[an error occurred while processing this directive] Gem Of The Ocean Tricycle Theatre, London, 6 January - 11 February 2006
Gem Of The Ocean

cast list
Lucian Msamati
Kobna Holdbrook-Smith
Carmen Munroe
Jenny Jules
Nathan Osgood
Joseph Marcell
Patrick Robinson

directed by
Paulette Randall

Gem Of The Ocean is the ninth work by August Wilson, the Pulitzer-winning American playwright who died last year, in his 10 play cycle about the African American experience. With each work he depicted a particular decade of the last century, but though the ninth, this is chronologically the earliest, set as it is in 1904, a time when slavery still cast a long shadow and people still carried memories of the Civil War.

For such a huge creative undertaking it was inevitable that standards would vary from play to play and as a stand-alone piece of theatre Gem Of The Ocean is undoubtedly flawed. But its characters are well-rounded, its social observation sharp, and though certain aspects of the drama pose problems, it succeeds in sucking you in.

Set in Pittsburgh - the same location as the previous plays in the cycle - Gem Of The Ocean focuses on one run-down house in the town's Hill District, a sanctuary of sorts, presided over by the enigmatic but tender Aunt Ester. Believing she can help him, Citizen Barlow, a young man weighed down with guilt after letting another man take the blame for a crime he committed, turns up on her door hoping to have his "soul washed."

The play paints an engaging picture of the plight of African Americans at the turn of the last century, where freedom was very much a relative term. And Paulette Randall's layered production does a fine job of bringing Wilson's carefully constructed world to the stage, though at times it feels overly reverent. The first hour of the play does rather drag and it's only after the interval that the production really starts to exert a hold on its audience.

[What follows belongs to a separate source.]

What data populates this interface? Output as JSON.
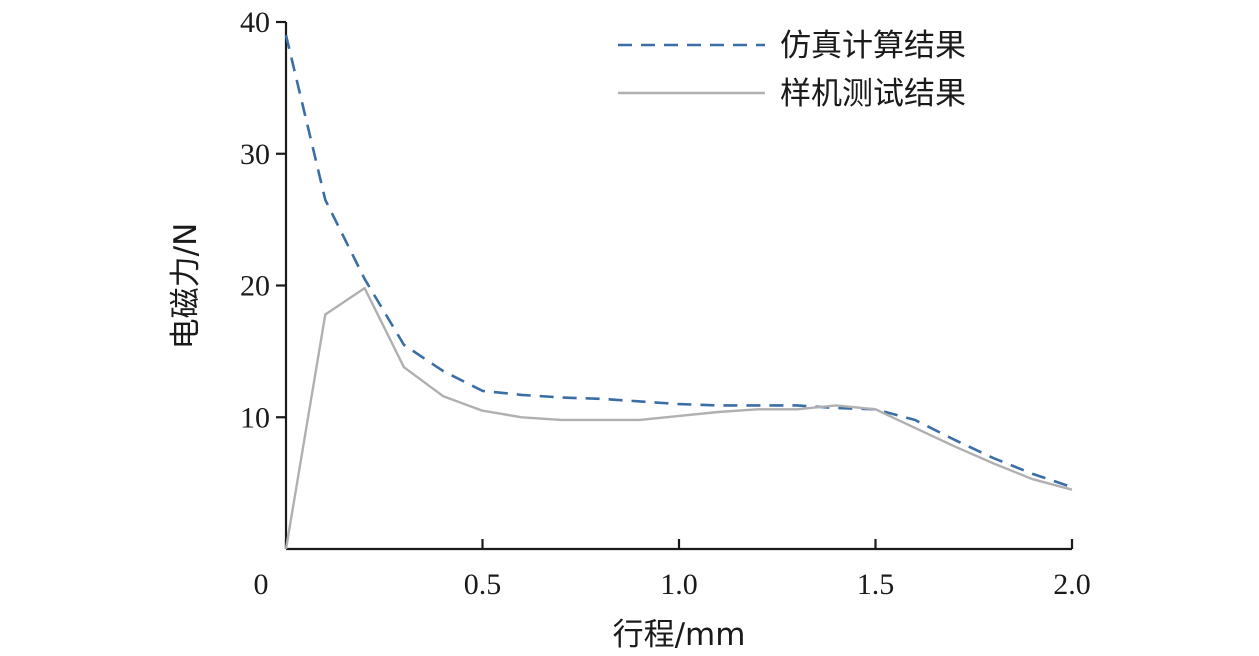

The quality of the performances is uniformly excellent. Carmen Munroe exudes charm and wisdom as the respected Aunt Ester, a woman who claims to be almost 300 years old and Jenny Jules has a quiet pride as her young companion Black Mary. Joseph Marcell demonstrates both strong comic skills and palpable passion as Solly Two Kings, a man who initially seems a figure of fun but who it turns out was once instrumental in the underground railroad and who still has much fight left in him. Patrick Robinson is also memorable in his brief turn as the unswayable Caesar, a man for whom the law is everything.

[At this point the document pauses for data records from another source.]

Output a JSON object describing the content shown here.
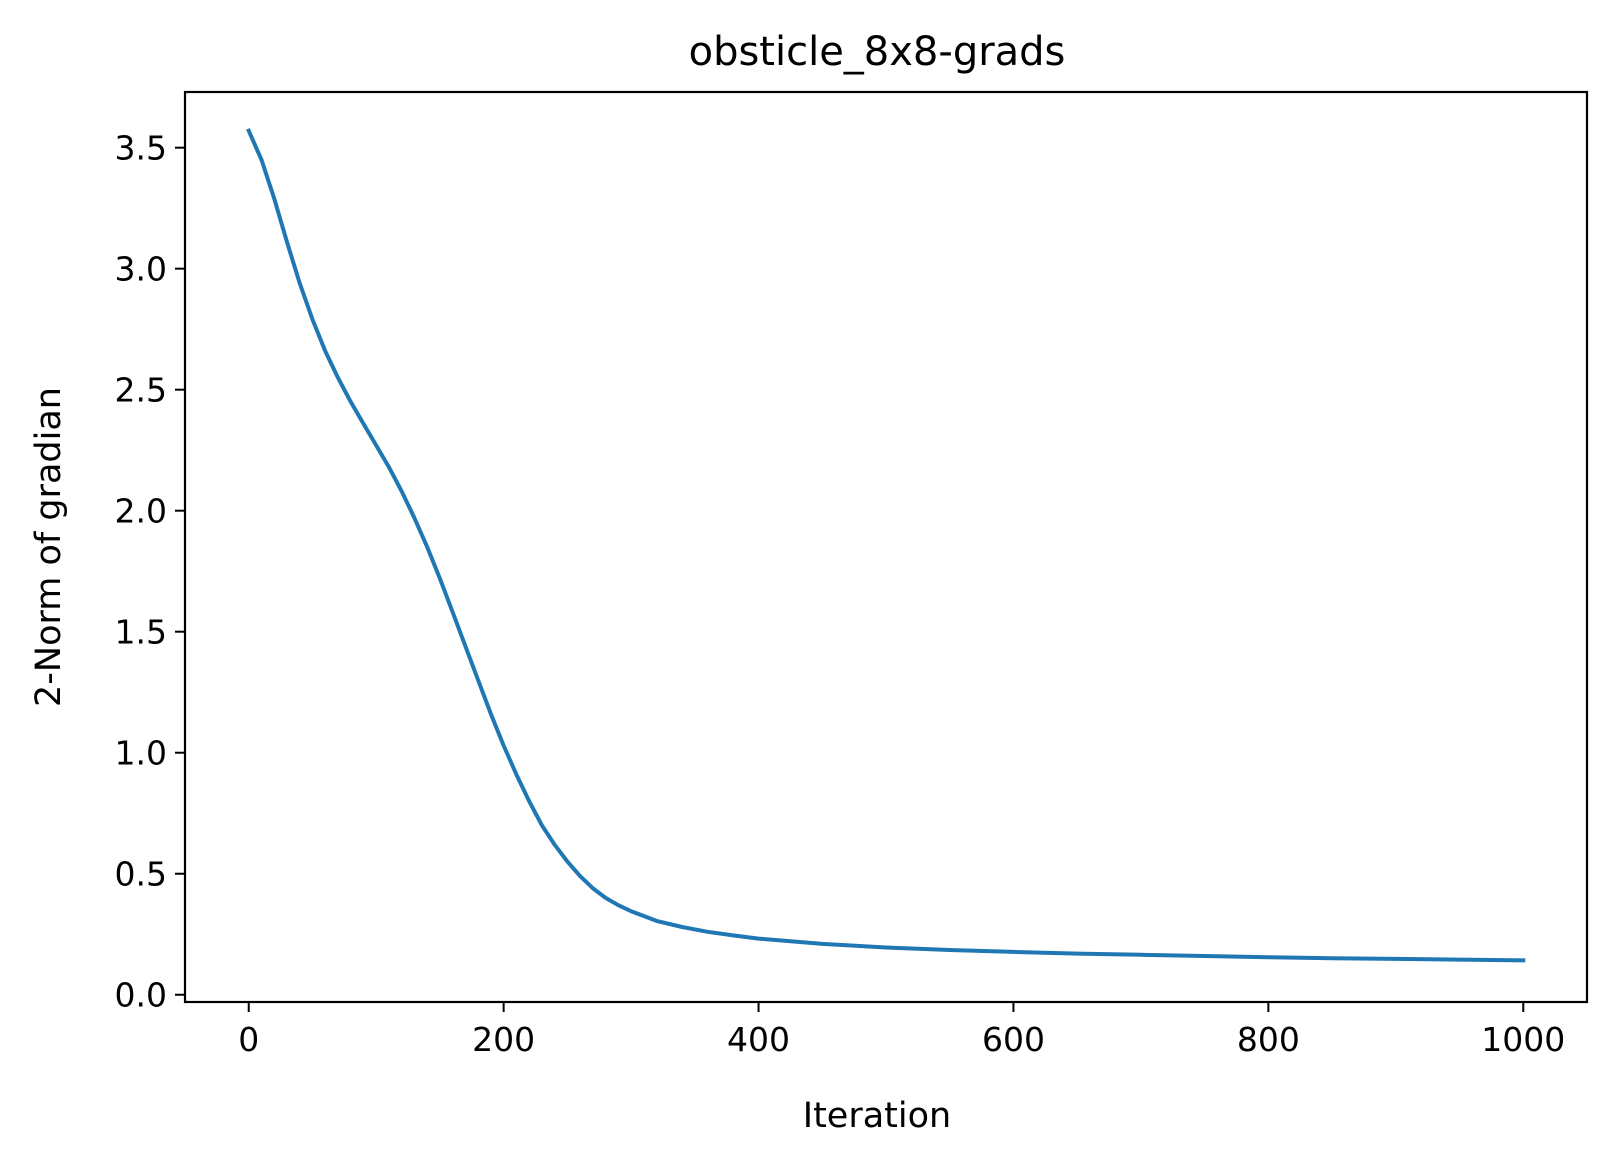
{
  "chart_data": {
    "type": "line",
    "title": "obsticle_8x8-grads",
    "xlabel": "Iteration",
    "ylabel": "2-Norm of gradian",
    "xlim": [
      -50,
      1050
    ],
    "ylim": [
      -0.03,
      3.73
    ],
    "xticks": [
      0,
      200,
      400,
      600,
      800,
      1000
    ],
    "xtick_labels": [
      "0",
      "200",
      "400",
      "600",
      "800",
      "1000"
    ],
    "yticks": [
      0.0,
      0.5,
      1.0,
      1.5,
      2.0,
      2.5,
      3.0,
      3.5
    ],
    "ytick_labels": [
      "0.0",
      "0.5",
      "1.0",
      "1.5",
      "2.0",
      "2.5",
      "3.0",
      "3.5"
    ],
    "grid": false,
    "legend": false,
    "series_color": "#1f77b4",
    "series": [
      {
        "x": [
          0,
          10,
          20,
          30,
          40,
          50,
          60,
          70,
          80,
          90,
          100,
          110,
          120,
          130,
          140,
          150,
          160,
          170,
          180,
          190,
          200,
          210,
          220,
          230,
          240,
          250,
          260,
          270,
          280,
          290,
          300,
          320,
          340,
          360,
          380,
          400,
          450,
          500,
          550,
          600,
          650,
          700,
          750,
          800,
          850,
          900,
          950,
          1000
        ],
        "y": [
          3.57,
          3.45,
          3.29,
          3.11,
          2.94,
          2.79,
          2.66,
          2.55,
          2.45,
          2.36,
          2.27,
          2.18,
          2.08,
          1.97,
          1.85,
          1.72,
          1.58,
          1.44,
          1.3,
          1.16,
          1.03,
          0.91,
          0.8,
          0.7,
          0.62,
          0.55,
          0.49,
          0.44,
          0.4,
          0.37,
          0.345,
          0.305,
          0.28,
          0.26,
          0.245,
          0.232,
          0.21,
          0.195,
          0.185,
          0.177,
          0.17,
          0.165,
          0.16,
          0.155,
          0.151,
          0.148,
          0.145,
          0.142
        ]
      }
    ]
  }
}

Towards the end of the play, we are presented with the 'cleansing' of Citizen - a process that transports him back to the confines of the slave ship. It's a scene that's striking on many levels, and well handled by Randall, but it seems a little heavy-handed. The play already conveys much about struggle, survival and the need to move forward, but not to forget, without this episode. It's the subtler moments - Black Mary standing up, in different ways, to her overbearing brother Caesar and to Ester - that really strike a chord.

This production of Gem Of The Ocean is the second play in Kilburn's Tricycle Theatre's short season of African American dramas (following on from last month's Walk Hard - Talk Loud; to be followed by Lynn Nottage's Fabulation). All three are set to feature the same company of actors; and a strong ensemble chemistry is already evident which bodes very well indeed for the third instalment.